La surprise de Sarah se lisait clairement sur son visage.
— Maman m'a dit que tu ne travaillais pas, j'ai pensé que…
— T'as bien fait ! Entre.
Sarah entraina Emma dans la maison et l'invita à se poser sur la terrasse.
— Qu'est-ce que je te sers ?
— Un diabolo si t'as.
— À la violette ?
Emma ne put réprimer un sourire à l'idée que sa sœur se souvienne de ses goûts, elle qui ne jurait que par la menthe.
— Qu'est-ce qui t'amène ?
— Ton message.
— J'ai as été cool avec toi hier…
— Moi non plus.
— J'ai été égoïste, j'ai pas pensé à ce que tu vivais et…
— Ça va, j'ai pas trop envie d'en parler.
— Ok ! Dis moi juste si ça va…
— Ça ira, c'est pour ça que je suis rentrée. Pour que ça aille mieux. Et toi alors ? Qu'est-ce qui se passe avec Gab ?

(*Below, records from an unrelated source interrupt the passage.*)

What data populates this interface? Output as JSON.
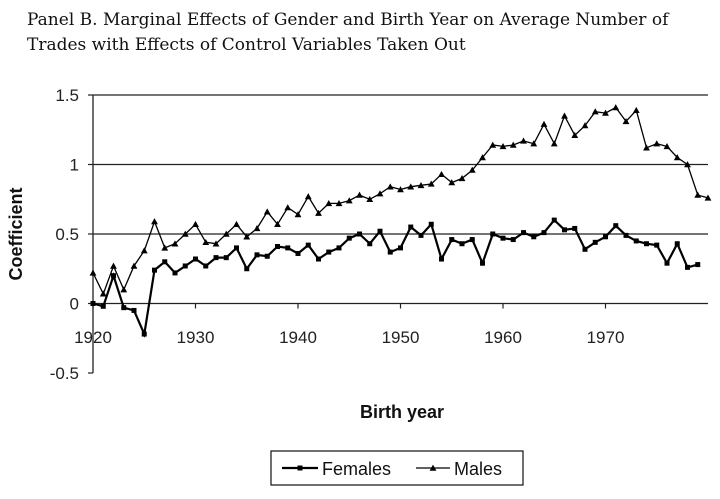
{
  "chart_data": {
    "type": "line",
    "title_line1": "Panel B.  Marginal Effects of Gender and Birth Year on Average Number of",
    "title_line2": "Trades with Effects of Control Variables Taken Out",
    "xlabel": "Birth year",
    "ylabel": "Coefficient",
    "xlim": [
      1920,
      1980
    ],
    "ylim": [
      -0.5,
      1.5
    ],
    "xticks": [
      1920,
      1930,
      1940,
      1950,
      1960,
      1970
    ],
    "xtick_labels": [
      "1920",
      "1930",
      "1940",
      "1950",
      "1960",
      "1970"
    ],
    "yticks": [
      -0.5,
      0,
      0.5,
      1,
      1.5
    ],
    "ytick_labels": [
      "-0.5",
      "0",
      "0.5",
      "1",
      "1.5"
    ],
    "grid": "horizontal",
    "legend_position": "bottom",
    "series": [
      {
        "name": "Females",
        "marker": "square",
        "color": "#000000",
        "x": [
          1920,
          1921,
          1922,
          1923,
          1924,
          1925,
          1926,
          1927,
          1928,
          1929,
          1930,
          1931,
          1932,
          1933,
          1934,
          1935,
          1936,
          1937,
          1938,
          1939,
          1940,
          1941,
          1942,
          1943,
          1944,
          1945,
          1946,
          1947,
          1948,
          1949,
          1950,
          1951,
          1952,
          1953,
          1954,
          1955,
          1956,
          1957,
          1958,
          1959,
          1960,
          1961,
          1962,
          1963,
          1964,
          1965,
          1966,
          1967,
          1968,
          1969,
          1970,
          1971,
          1972,
          1973,
          1974,
          1975,
          1976,
          1977,
          1978,
          1979
        ],
        "values": [
          0.0,
          -0.02,
          0.2,
          -0.03,
          -0.05,
          -0.22,
          0.24,
          0.3,
          0.22,
          0.27,
          0.32,
          0.27,
          0.33,
          0.33,
          0.4,
          0.25,
          0.35,
          0.34,
          0.41,
          0.4,
          0.36,
          0.42,
          0.32,
          0.37,
          0.4,
          0.47,
          0.5,
          0.43,
          0.52,
          0.37,
          0.4,
          0.55,
          0.49,
          0.57,
          0.32,
          0.46,
          0.43,
          0.46,
          0.29,
          0.5,
          0.47,
          0.46,
          0.51,
          0.48,
          0.51,
          0.6,
          0.53,
          0.54,
          0.39,
          0.44,
          0.48,
          0.56,
          0.49,
          0.45,
          0.43,
          0.42,
          0.29,
          0.43,
          0.26,
          0.28
        ]
      },
      {
        "name": "Males",
        "marker": "triangle",
        "color": "#000000",
        "x": [
          1920,
          1921,
          1922,
          1923,
          1924,
          1925,
          1926,
          1927,
          1928,
          1929,
          1930,
          1931,
          1932,
          1933,
          1934,
          1935,
          1936,
          1937,
          1938,
          1939,
          1940,
          1941,
          1942,
          1943,
          1944,
          1945,
          1946,
          1947,
          1948,
          1949,
          1950,
          1951,
          1952,
          1953,
          1954,
          1955,
          1956,
          1957,
          1958,
          1959,
          1960,
          1961,
          1962,
          1963,
          1964,
          1965,
          1966,
          1967,
          1968,
          1969,
          1970,
          1971,
          1972,
          1973,
          1974,
          1975,
          1976,
          1977,
          1978,
          1979,
          1980
        ],
        "values": [
          0.22,
          0.07,
          0.27,
          0.1,
          0.27,
          0.38,
          0.59,
          0.4,
          0.43,
          0.5,
          0.57,
          0.44,
          0.43,
          0.5,
          0.57,
          0.48,
          0.54,
          0.66,
          0.57,
          0.69,
          0.64,
          0.77,
          0.65,
          0.72,
          0.72,
          0.74,
          0.78,
          0.75,
          0.79,
          0.84,
          0.82,
          0.84,
          0.85,
          0.86,
          0.93,
          0.87,
          0.9,
          0.96,
          1.05,
          1.14,
          1.13,
          1.14,
          1.17,
          1.15,
          1.29,
          1.15,
          1.35,
          1.21,
          1.28,
          1.38,
          1.37,
          1.41,
          1.31,
          1.39,
          1.12,
          1.15,
          1.13,
          1.05,
          1.0,
          0.78,
          0.76
        ]
      }
    ]
  }
}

Sarah se renfrogna et enroula ses bras autour de ses épaules comme pour se réchauffer.
— Une histoire de cul !
— Quoi ? J'y crois pas. Gab ?
— Non pas Gabriel. Moi…
— QUOI ??
— C'est bon Em ! Prends pas ce ton offusqué avec moi.
— C'est que...
Emma se trouvait dans l'incapacité d'ajouter quoi que ce soit.
— T'es déçue ?
— Déçue ? Moi ? Pourquoi ?
— Parce que la Sainte Nitouche n'est pas si sainte que ça !
— C'est ta vie Sarah. Et c'est pas moi qui vis te faire la morale. Non ! Je ne suis pas déçue mais...pourquoi ?
— J'sais pas. L'envie de sortir de ma vie étriquée. D'être quelqu'un d'autre.
— Mais t'as une vie superbe Sarah ! Ta maison, ton boulot, Gabriel…
— Tu crois ?
— Qu'est-ce qu'il y a ?
Les larmes que Sarah réprimait jusqu'à présent roulèrent sans retenue le long de ses joues.
— Il nous manque un enfant, annonça t-elle dans un rictus de douleur.
Emma écarquilla les yeux.
— Je ne peux pas en avoir, rajouta son aînée entre deux sanglots.
— Merde ! Depuis quand le sais-tu ?
— Depuis cinq ans. Je l'ai appris la veille de t'emmener te faire avorter.